Ci si mantiene su registri esaltanti, anche se le sonorità si fanno più tradizionalmente death metal, con l’arrivo dei GRAVE MIASMA. Praticamente degli idoli di casa, i londinesi non sono nuovi a questo palco e il riscaldamento effettuato nelle prime date del tour in corso ce li consegna al massimo della forma. Assieme ai Fuoco Fatuo, Yoni Ben-Haim e compagni sono stati tra i protagonisti dell’ultimo Kill-Town Death Fest di Copenhagen, ma allora la pausa forzata causata dal Covid era ancora percepibile in alcuni aspetti della loro performance. Questa sera invece siamo al cospetto dei ‘veri’ Grave Miasma, quelli in grado di evocare la bellezza frammentaria e tenebrosa di un passato death metal che sembrava perduto sino a qualche anno fa, e di rielaborarla e attualizzarla con una personalità indomita. Il loro set è impetuoso e famelico, quasi uno sfogo dopo mesi di tentennamenti, e l’approccio più sciolto e old school del recente “Abyss of Wrathful Deities” aiuta parecchio nel trasmettere questo sentore. Molta foga nell’esibizione del quartetto britannico, ma anche una indubbia padronanza strumentale, cosa che rende il concerto davvero speciale per i molti fan accorsi questa sera, i quali si esaltano sia sulle note della nuova “Rogyapa”, così come su hit di una volta come “Arisen Through the Grave Miasma” o “Seven Coils”.

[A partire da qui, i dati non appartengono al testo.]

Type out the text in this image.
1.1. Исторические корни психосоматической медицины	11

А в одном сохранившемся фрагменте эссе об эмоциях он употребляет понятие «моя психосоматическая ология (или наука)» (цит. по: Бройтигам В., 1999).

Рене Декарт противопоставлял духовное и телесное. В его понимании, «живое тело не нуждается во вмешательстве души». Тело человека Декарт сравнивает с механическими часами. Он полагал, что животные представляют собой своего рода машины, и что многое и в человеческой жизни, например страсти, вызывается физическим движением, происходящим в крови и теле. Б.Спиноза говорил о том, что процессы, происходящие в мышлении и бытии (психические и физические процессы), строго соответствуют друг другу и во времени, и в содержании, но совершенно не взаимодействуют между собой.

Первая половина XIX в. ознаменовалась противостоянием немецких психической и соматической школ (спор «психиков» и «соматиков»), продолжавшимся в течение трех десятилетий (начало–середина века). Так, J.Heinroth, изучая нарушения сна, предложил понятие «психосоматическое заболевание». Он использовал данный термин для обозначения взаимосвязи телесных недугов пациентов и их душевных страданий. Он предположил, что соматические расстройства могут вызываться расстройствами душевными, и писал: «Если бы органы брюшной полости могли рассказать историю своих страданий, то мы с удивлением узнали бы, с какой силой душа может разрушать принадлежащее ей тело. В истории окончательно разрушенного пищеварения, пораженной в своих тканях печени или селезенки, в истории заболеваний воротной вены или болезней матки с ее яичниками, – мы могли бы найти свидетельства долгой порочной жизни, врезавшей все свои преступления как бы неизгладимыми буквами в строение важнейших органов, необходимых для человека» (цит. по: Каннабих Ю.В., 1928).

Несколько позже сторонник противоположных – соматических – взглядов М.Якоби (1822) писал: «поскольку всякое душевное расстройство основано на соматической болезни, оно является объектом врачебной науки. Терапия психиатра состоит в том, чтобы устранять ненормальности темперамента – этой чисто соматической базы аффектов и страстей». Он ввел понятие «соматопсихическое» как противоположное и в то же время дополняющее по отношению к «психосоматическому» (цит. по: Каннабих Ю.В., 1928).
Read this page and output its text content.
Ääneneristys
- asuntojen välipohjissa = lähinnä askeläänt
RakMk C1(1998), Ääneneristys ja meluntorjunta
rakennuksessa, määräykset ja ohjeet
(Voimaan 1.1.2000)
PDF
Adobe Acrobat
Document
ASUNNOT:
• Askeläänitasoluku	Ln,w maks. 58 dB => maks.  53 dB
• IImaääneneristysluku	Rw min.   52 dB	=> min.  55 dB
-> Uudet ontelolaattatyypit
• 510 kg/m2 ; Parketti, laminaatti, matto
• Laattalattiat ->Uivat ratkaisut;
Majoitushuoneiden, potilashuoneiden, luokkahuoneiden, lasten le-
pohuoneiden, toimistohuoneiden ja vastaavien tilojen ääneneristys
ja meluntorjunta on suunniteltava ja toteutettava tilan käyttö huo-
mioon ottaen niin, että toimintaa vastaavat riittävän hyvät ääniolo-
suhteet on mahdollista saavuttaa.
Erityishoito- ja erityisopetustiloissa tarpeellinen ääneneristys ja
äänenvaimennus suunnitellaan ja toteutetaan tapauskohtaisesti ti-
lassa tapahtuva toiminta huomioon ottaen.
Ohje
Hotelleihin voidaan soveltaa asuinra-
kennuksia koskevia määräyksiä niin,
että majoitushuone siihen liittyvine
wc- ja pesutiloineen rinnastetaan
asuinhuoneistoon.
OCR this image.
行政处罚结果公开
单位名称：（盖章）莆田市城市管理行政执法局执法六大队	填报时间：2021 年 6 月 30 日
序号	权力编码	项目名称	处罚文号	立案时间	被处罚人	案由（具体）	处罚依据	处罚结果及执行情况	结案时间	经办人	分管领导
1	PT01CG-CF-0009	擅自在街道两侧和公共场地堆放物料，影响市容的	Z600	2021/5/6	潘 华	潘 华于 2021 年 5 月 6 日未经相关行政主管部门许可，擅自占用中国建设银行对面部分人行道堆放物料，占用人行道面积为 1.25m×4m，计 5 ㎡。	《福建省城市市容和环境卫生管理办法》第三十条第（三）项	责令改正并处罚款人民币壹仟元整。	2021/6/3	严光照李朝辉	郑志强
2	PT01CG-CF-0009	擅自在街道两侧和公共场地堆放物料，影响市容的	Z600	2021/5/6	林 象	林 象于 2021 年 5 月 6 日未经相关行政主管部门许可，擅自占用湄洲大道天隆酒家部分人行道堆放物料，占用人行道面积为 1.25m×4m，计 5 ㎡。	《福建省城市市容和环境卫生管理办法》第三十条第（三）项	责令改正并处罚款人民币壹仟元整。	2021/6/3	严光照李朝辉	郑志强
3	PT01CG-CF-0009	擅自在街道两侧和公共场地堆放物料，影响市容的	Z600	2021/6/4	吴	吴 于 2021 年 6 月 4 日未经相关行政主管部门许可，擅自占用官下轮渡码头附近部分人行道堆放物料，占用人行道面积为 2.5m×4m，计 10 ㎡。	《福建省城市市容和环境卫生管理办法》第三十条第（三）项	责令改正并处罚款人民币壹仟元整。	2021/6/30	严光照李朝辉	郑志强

Chiudere la serata e fare bella figura dopo due concerti di grande spessore come quelli di Fuoco Fatuo e Grave Miasma non è impresa da poco, ma i THE RUINS OF BEVERAST non sono certo gli ultimi arrivati. I tedeschi vanno ‘all in’ con uno show di circa un’ora e venti minuti, confermando anche sul palco tutte le loro doti di visionari death/black/doom immersi in un ribollente calderone di influenze incrociate. Partendo dal recente “The Thule Grimoires”, la band di Alexander von Meilenwald – in questo tour accompagnato da membri di Drowned e Secrets Of The Moon, tra gli altri – si producono in un cosiddetto tour de force dalla grande complessità armonico-ritmica, con brani lunghissimi che sanno sempre rinnovarsi, cambiare volto e pelle, senza tuttavia mai perdere una propria coerenza di fondo. Il gruppo viene aiutato anche da dei suoni ben calibrati, ma rispetto a qualche tempo fa è evidente come i The Ruins Of Beverast siano diventati una realtà invidiabile anche dal vivo, maturando esperienza e una indubbia coesione; lo si intuisce dalla cura degli intrecci vocali growl/pulito, a cui partecipano tre quarti della line-up, ma, più in generale, dalla disinvoltura con cui vengono riproposte composizioni intricate come “Daemon” o “Polar Hiss Hysteria”. Insomma, von Meilenwald e soci hanno alzato ulteriormente l’asticella, diventando un gruppo che sa giocarsi le proprie carte al meglio anche dal vivo. Dopo due esibizioni più che notevoli, non poteva esserci epilogo migliore di quello offerto dalla formazione teutonica.